New Publication on Experience-Led Youth Advocacy
Posted by Juvenile Law Center on August 31, 2021
Building the Field of Ethical, Authentic, and Youth-led Advocacy: Key Components of a Youth Advocacy Program is twelve years in the making with countless social workers, attorneys, graduate interns, fellows, and young advocates with lived experience working and re-working to craft a model for developing youth-led advocacy efforts and programming. This model is broken down into components that outline guiding principles supported by research, active protocols and processes used by Juvenile Law Center’s Youth Advocacy Program, and reflections provided by program members. The Youth Advocacy Program was developed in 2008 to provide youth with involvement in the foster care and justice systems, ages 15-22, the opportunity to propose and advocate for effective solutions and commonsense reform. As a team, we knew that we needed to start sharing what we have developed, practiced, and relearned over the course of the lifetime of the Youth Advocacy Program. This publication is only the beginning of what our team wants to share with the rest of the youth-led advocacy field. Our goal is to ensure that youth with lived experiences can provide their insight and recommendations with minimal harm and maximum transformation.

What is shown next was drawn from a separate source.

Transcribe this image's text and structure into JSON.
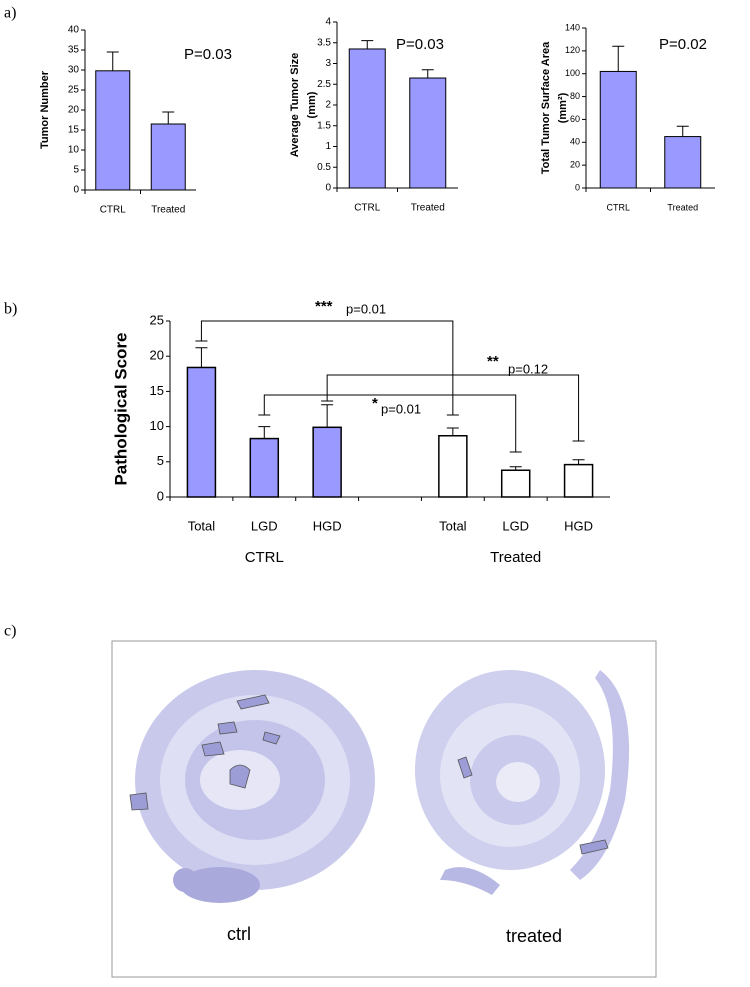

Juvenile Law Center staff, especially Youth Advocacy Program staff, believe youth expertise is essential to creating knowledgeable, progressive reform policies. The Youth Advocacy Team, including the youth advocate members, work to ensure youth with experience in the juvenile justice and foster care systems are invited to the decision-making table to lead the development of policies and legislation that have an impact on their lives and their communities. Youth-driven programming that incorporates youth experience and expertise in systemic reform at the local, state, and national level results in targeted policies that effectively respond to the needs of youth.
The Youth Advocacy Program has grown to be a leader in the field of youth-led, experience-led advocacy. Our growth and intentionality to be authentic in our work and ethical in our practice has been noticed by other grassroots organizations, government officials, and legal agencies in the field who also feel a sense of urgency to not only incorporate youth expertise into their reform efforts, but also allow youth to lead the reform efforts. Although Youth Advocacy Program staff have developed many practices, resources, and protocols internally for program use and guidance, there is a gap in accessibility to these resources for others who want to do this work. We have worked hard to learn from our experiences and mistakes and develop guiding principles to prevent youth with systems experiences from being exploited and retraumatized, and from losing control over the narratives shaping their story.

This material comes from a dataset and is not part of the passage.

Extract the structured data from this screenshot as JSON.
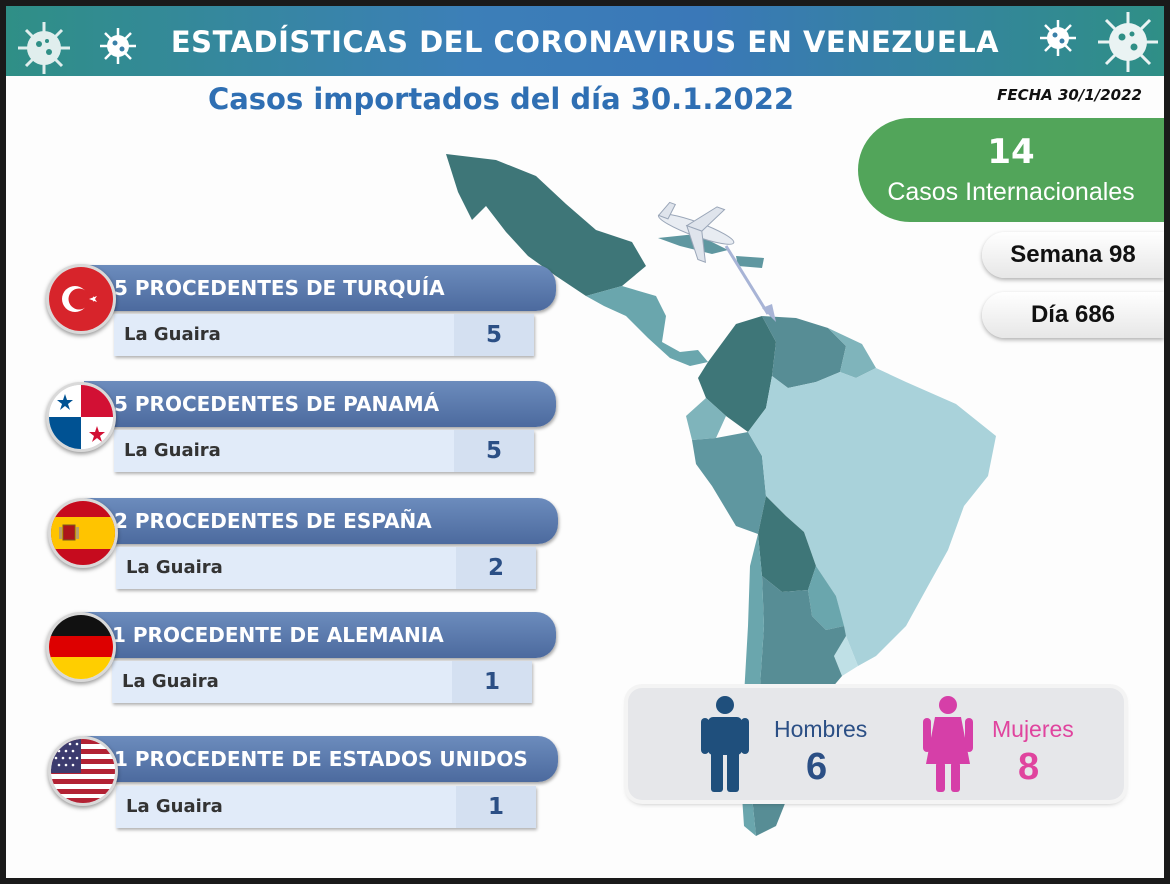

People impacted by systems are finally starting to get invited to the decision-making table by professionals who recognize the transformative power of lived experience and expertise. The process for this collaboration takes patience, an understanding of trauma, and a willingness to let someone else change the narrative you have about them in your head. The integration or leadership by those with lived experience becomes quite tricky when young people- children, teens, and emerging adults- are asked to decision-making spaces. This is where Juvenile Law Center’s Youth Advocacy Program steps in to provide guidance.

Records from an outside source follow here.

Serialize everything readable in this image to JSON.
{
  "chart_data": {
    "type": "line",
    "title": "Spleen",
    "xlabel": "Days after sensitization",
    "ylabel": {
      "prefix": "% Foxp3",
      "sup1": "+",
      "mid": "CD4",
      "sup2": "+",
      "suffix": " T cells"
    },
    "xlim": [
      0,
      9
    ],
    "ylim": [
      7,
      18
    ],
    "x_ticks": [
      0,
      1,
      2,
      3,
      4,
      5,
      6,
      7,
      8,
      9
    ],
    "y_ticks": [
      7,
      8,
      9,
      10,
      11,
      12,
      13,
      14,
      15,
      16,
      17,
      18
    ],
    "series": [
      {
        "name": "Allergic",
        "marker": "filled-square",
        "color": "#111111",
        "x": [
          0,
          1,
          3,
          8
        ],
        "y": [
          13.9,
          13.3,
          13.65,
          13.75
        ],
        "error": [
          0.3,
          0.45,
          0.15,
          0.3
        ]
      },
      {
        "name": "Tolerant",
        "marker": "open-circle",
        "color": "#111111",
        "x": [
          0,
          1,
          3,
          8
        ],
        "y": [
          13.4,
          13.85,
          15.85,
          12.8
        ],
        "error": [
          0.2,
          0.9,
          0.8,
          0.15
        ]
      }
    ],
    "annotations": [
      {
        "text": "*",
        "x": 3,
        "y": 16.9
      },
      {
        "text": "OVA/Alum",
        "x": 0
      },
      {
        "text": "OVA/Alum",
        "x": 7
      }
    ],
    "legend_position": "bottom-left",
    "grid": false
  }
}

We are living in a moment in time when the convergence of technology and social movements are opening new pathways for advocacy and transformation. No longer are policy advocacy and systemic change exclusively for those who practice law or who hold positions of power in government. Advocacy can now be in the hands of a teenager with a cell phone and an Instagram account, story sharers on Facebook live, and journalists breaking news with countless personal accounts of trauma and resilience. These outlets allow all people to see that their own understanding of the problem and the solutions are limited by their experience. Advocates want to understand the problem better and the only way to better understand their own biases is to seek out the leadership of those who are closest to the problem. Finally, advocates in the field are looking to those closest to the societal, structural, and institutional problems to expose root causes and develop long-lasting solutions based on their own lived expertise. This slight shift in power distribution- and yes, I do believe the shift in power is slight at best- is groundbreaking especially when many of these problems root so deeply from centuries of racism and white supremacy where many expert voices were silenced and barred from entering spaces where they could make real change.